If you visit the Mercedes-Benz museum in Stuttgart, you’ll come across a massive and thoroughly outlandish creation of a car on six wheels. Its shape doesn’t do anything to hide that it was created with the sole intent of setting records. It’s called the T80 and it was a Hitler-dictated corporation between Porsche and Mercedes-Benz.
More than 80 years ago – in 1937 – Adolf Hitler was already in a position of significant power within Germany, and had developed his own quite unique methods of marketing strategy. One of them was to make it clear to the whole world that Germany was a shining light to be reckoned with when it came to design, engineering and not least the continued evolution of the automobile. With that in mind, Hitler and the famous German racing driver, Hans Stuck, approached Ferdinand Porsche. Stuck was to manage the whole project, while they needed Porsche’s knowledge and innovation for both the design and the general construction. The goal was to cement Germany’s leading ingenuity with a car which could surpass 550km/h. This was Hitler’s objective. However, at the same time, the Brits George Eyston and John Cobb both managed to set some very impressive land speed records in the UK, so Hitler was reluctantly forced to up the stakes by aiming for 600km/h instead.

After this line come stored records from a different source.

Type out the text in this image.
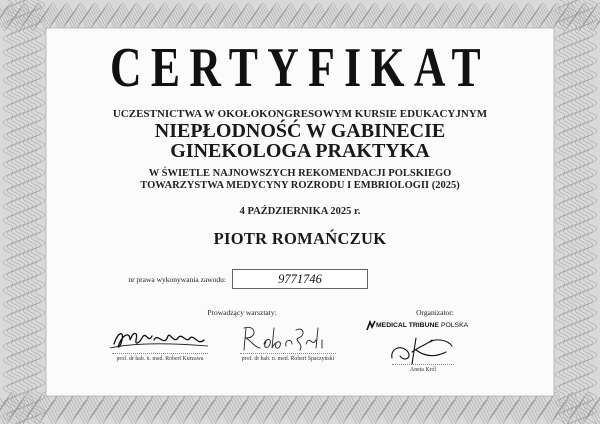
CERTYFIKAT
UCZESTNICTWA W OKOŁOKONGRESOWYM KURSIE EDUKACYJNYM
NIEPŁODNOŚĆ W GABINECIE
GINEKOLOGA PRAKTYKA
W ŚWIETLE NAJNOWSZYCH REKOMENDACJI POLSKIEGO
TOWARZYSTWA MEDYCYNY ROZRODU I EMBRIOLOGII (2025)
4 PAŹDZIERNIKA 2025 r.
PIOTR ROMAŃCZUK
nr prawa wykonywania zawodu:	9771746
Prowadzący warsztaty:	Organizator:
prof. dr hab. n. med. Robert Kurzawa	prof. dr hab. n. med. Robert Spaczyński
MEDICAL TRIBUNE POLSKA
Aneta Król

Towards the end of 1939, the project had been completed and the T80 was ready to set a new record. Hitler had raised the goal post yet again and had furthermore proclaimed to the world that they should prepare to be impressed by the German superiority. The new record would be set with nothing less than 750km/h! It sure sounded impressive, and the Nazis obviously loved the propaganda as it was all to take place on a stretch of the new Autobahn – on German ground of course…

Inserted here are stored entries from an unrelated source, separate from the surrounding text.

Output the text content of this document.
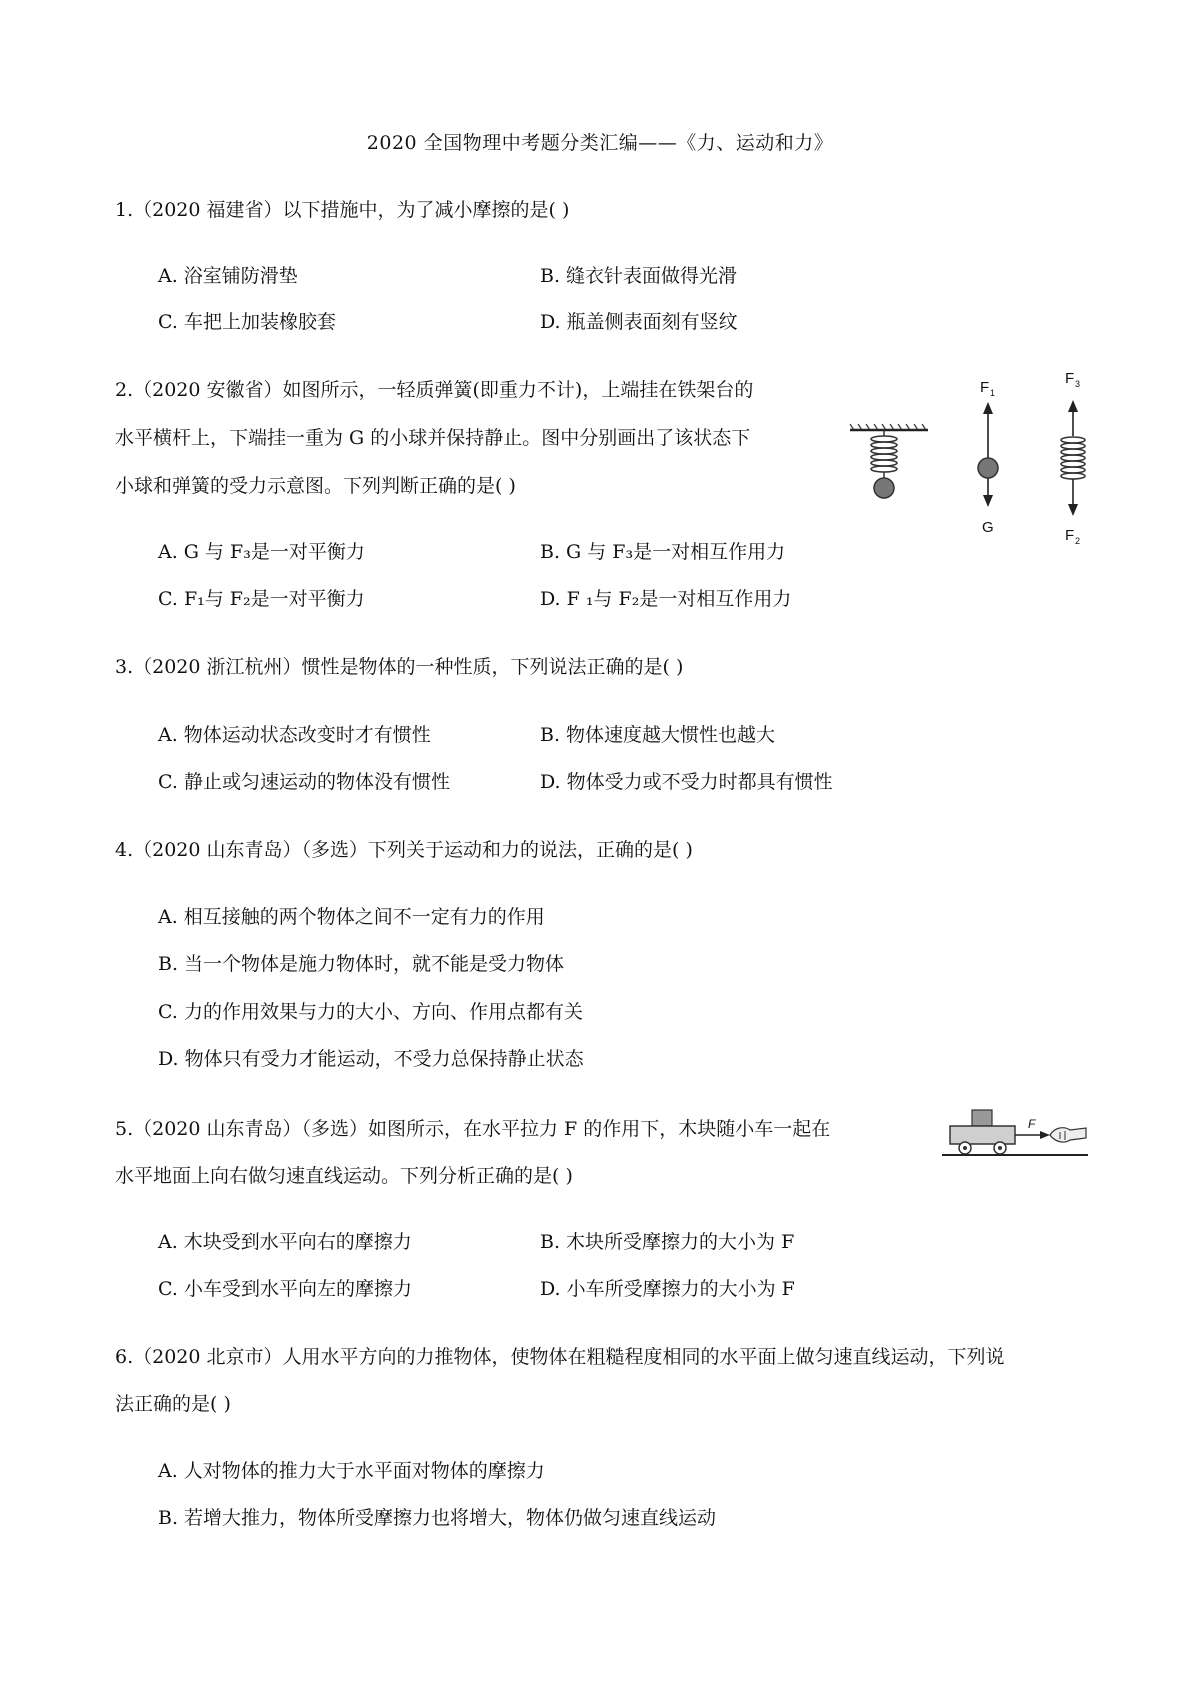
2020 全国物理中考题分类汇编——《力、运动和力》
1.（2020 福建省）以下措施中，为了减小摩擦的是( )
A. 浴室铺防滑垫	B. 缝衣针表面做得光滑
C. 车把上加装橡胶套	D. 瓶盖侧表面刻有竖纹
2.（2020 安徽省）如图所示，一轻质弹簧(即重力不计)，上端挂在铁架台的
水平横杆上，下端挂一重为 G 的小球并保持静止。图中分别画出了该状态下
小球和弹簧的受力示意图。下列判断正确的是( )
F 1
G
F 3
F 2
A. G 与 F₃是一对平衡力	B. G 与 F₃是一对相互作用力
C. F₁与 F₂是一对平衡力	D. F ₁与 F₂是一对相互作用力
3.（2020 浙江杭州）惯性是物体的一种性质，下列说法正确的是( )
A. 物体运动状态改变时才有惯性	B. 物体速度越大惯性也越大
C. 静止或匀速运动的物体没有惯性	D. 物体受力或不受力时都具有惯性
4.（2020 山东青岛）（多选）下列关于运动和力的说法，正确的是( )
A. 相互接触的两个物体之间不一定有力的作用
B. 当一个物体是施力物体时，就不能是受力物体
C. 力的作用效果与力的大小、方向、作用点都有关
D. 物体只有受力才能运动，不受力总保持静止状态
5.（2020 山东青岛）（多选）如图所示，在水平拉力 F 的作用下，木块随小车一起在
水平地面上向右做匀速直线运动。下列分析正确的是( )
F
A. 木块受到水平向右的摩擦力	B. 木块所受摩擦力的大小为 F
C. 小车受到水平向左的摩擦力	D. 小车所受摩擦力的大小为 F
6.（2020 北京市）人用水平方向的力推物体，使物体在粗糙程度相同的水平面上做匀速直线运动，下列说
法正确的是( )
A. 人对物体的推力大于水平面对物体的摩擦力
B. 若增大推力，物体所受摩擦力也将增大，物体仍做匀速直线运动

Beneath the T80’s rounded, futuristic and aerodynamic shape lay the enormous Daimler-Benz DB603 engine. An absolute monster of a V12 with a huge displacement of 44.5 litres. The engine was a further development of the DB601 engine which was the power source in the later much-feared Messerschmitt Bf109 fighter aircraft, which were already in full production by this time. The new DB603 variant promised an earth-shattering 3,000hp which in broad terms is double what the British Spitfire could muster. Money flow was certainly not an issue for the project as the team was given carte blanche to achieve their goal. Porsche utilised all of his experience and skills to create an eight meter long, highly slippery body in an attempt to cheat aerodynamic drag and reach the highest achievable speed on the planet in 1939. This rolling missile weighed in at all of 2.7 tons despite every component being constructed from the lightest materials available at the time. No doubt the engine alone was responsible for a disproportionate amount of the total weight.

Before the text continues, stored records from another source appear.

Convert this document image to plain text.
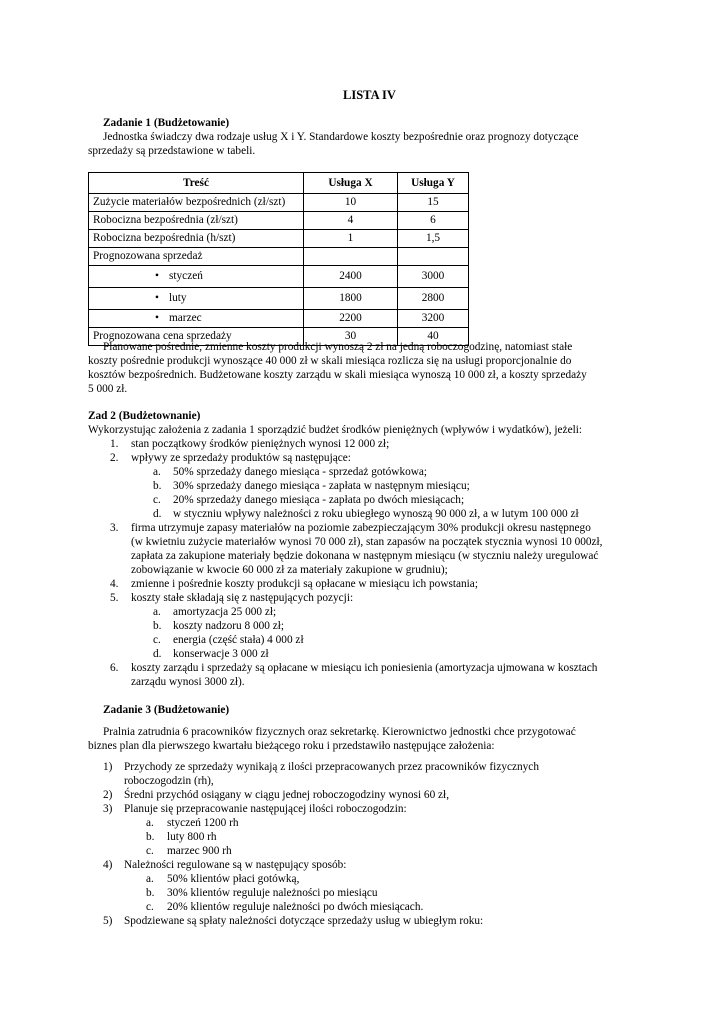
LISTA IV
Zadanie 1 (Budżetowanie)
Jednostka świadczy dwa rodzaje usług X i Y. Standardowe koszty bezpośrednie oraz prognozy dotyczące
sprzedaży są przedstawione w tabeli.
Treść	Usługa X	Usługa Y
Zużycie materiałów bezpośrednich (zł/szt)	10	15
Robocizna bezpośrednia (zł/szt)	4	6
Robocizna bezpośrednia (h/szt)	1	1,5
Prognozowana sprzedaż		
• styczeń	2400	3000
• luty	1800	2800
• marzec	2200	3200
Prognozowana cena sprzedaży	30	40
Planowane pośrednie, zmienne koszty produkcji wynoszą 2 zł na jedną roboczogodzinę, natomiast stałe
koszty pośrednie produkcji wynoszące 40 000 zł w skali miesiąca rozlicza się na usługi proporcjonalnie do
kosztów bezpośrednich. Budżetowane koszty zarządu w skali miesiąca wynoszą 10 000 zł, a koszty sprzedaży
5 000 zł.
Zad 2 (Budżetownanie)
Wykorzystując założenia z zadania 1 sporządzić budżet środków pieniężnych (wpływów i wydatków), jeżeli:
1. stan początkowy środków pieniężnych wynosi 12 000 zł;
2. wpływy ze sprzedaży produktów są następujące:
a. 50% sprzedaży danego miesiąca - sprzedaż gotówkowa;
b. 30% sprzedaży danego miesiąca - zapłata w następnym miesiącu;
c. 20% sprzedaży danego miesiąca - zapłata po dwóch miesiącach;
d. w styczniu wpływy należności z roku ubiegłego wynoszą 90 000 zł, a w lutym 100 000 zł
3. firma utrzymuje zapasy materiałów na poziomie zabezpieczającym 30% produkcji okresu następnego
(w kwietniu zużycie materiałów wynosi 70 000 zł), stan zapasów na początek stycznia wynosi 10 000zł,
zapłata za zakupione materiały będzie dokonana w następnym miesiącu (w styczniu należy uregulować
zobowiązanie w kwocie 60 000 zł za materiały zakupione w grudniu);
4. zmienne i pośrednie koszty produkcji są opłacane w miesiącu ich powstania;
5. koszty stałe składają się z następujących pozycji:
a. amortyzacja 25 000 zł;
b. koszty nadzoru 8 000 zł;
c. energia (część stała) 4 000 zł
d. konserwacje 3 000 zł
6. koszty zarządu i sprzedaży są opłacane w miesiącu ich poniesienia (amortyzacja ujmowana w kosztach
zarządu wynosi 3000 zł).
Zadanie 3 (Budżetowanie)
Pralnia zatrudnia 6 pracowników fizycznych oraz sekretarkę. Kierownictwo jednostki chce przygotować
biznes plan dla pierwszego kwartału bieżącego roku i przedstawiło następujące założenia:
1) Przychody ze sprzedaży wynikają z ilości przepracowanych przez pracowników fizycznych
roboczogodzin (rh),
2) Średni przychód osiągany w ciągu jednej roboczogodziny wynosi 60 zł,
3) Planuje się przepracowanie następującej ilości roboczogodzin:
a. styczeń 1200 rh
b. luty 800 rh
c. marzec 900 rh
4) Należności regulowane są w następujący sposób:
a. 50% klientów płaci gotówką,
b. 30% klientów reguluje należności po miesiącu
c. 20% klientów reguluje należności po dwóch miesiącach.
5) Spodziewane są spłaty należności dotyczące sprzedaży usług w ubiegłym roku:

Naturally, the German racing driver, Hans Stuck, was set to pilot the enormous T80 to its new world record. A special stretch of the Autobahn just south of Dessau had been prepared for the record attempt. They had paved over the central median making the Dessauer Rennstrecke 25 meters wide and it continued for almost 10 kilometers. Today it’s still a part of the modern A9 between Berlin and Leipzig. The record was planned for January 1940 during the grandly named RekordWoche (or “Record Week”), and Hitler had dubbed the T80 the Schwarzer Vogle (the Black Bird) and even had it suitably decorated with a painted eagle and Swastika. Meticulous preparation, insatiable project funding and a whole nation anticipating true greatness. What could possibly go wrong?
Well, how about the outbreak of the Second World War on September 1st 1939. The Nazis had a sudden shift of focus, and the grand and promising T80 was uneventfully parked in a garage.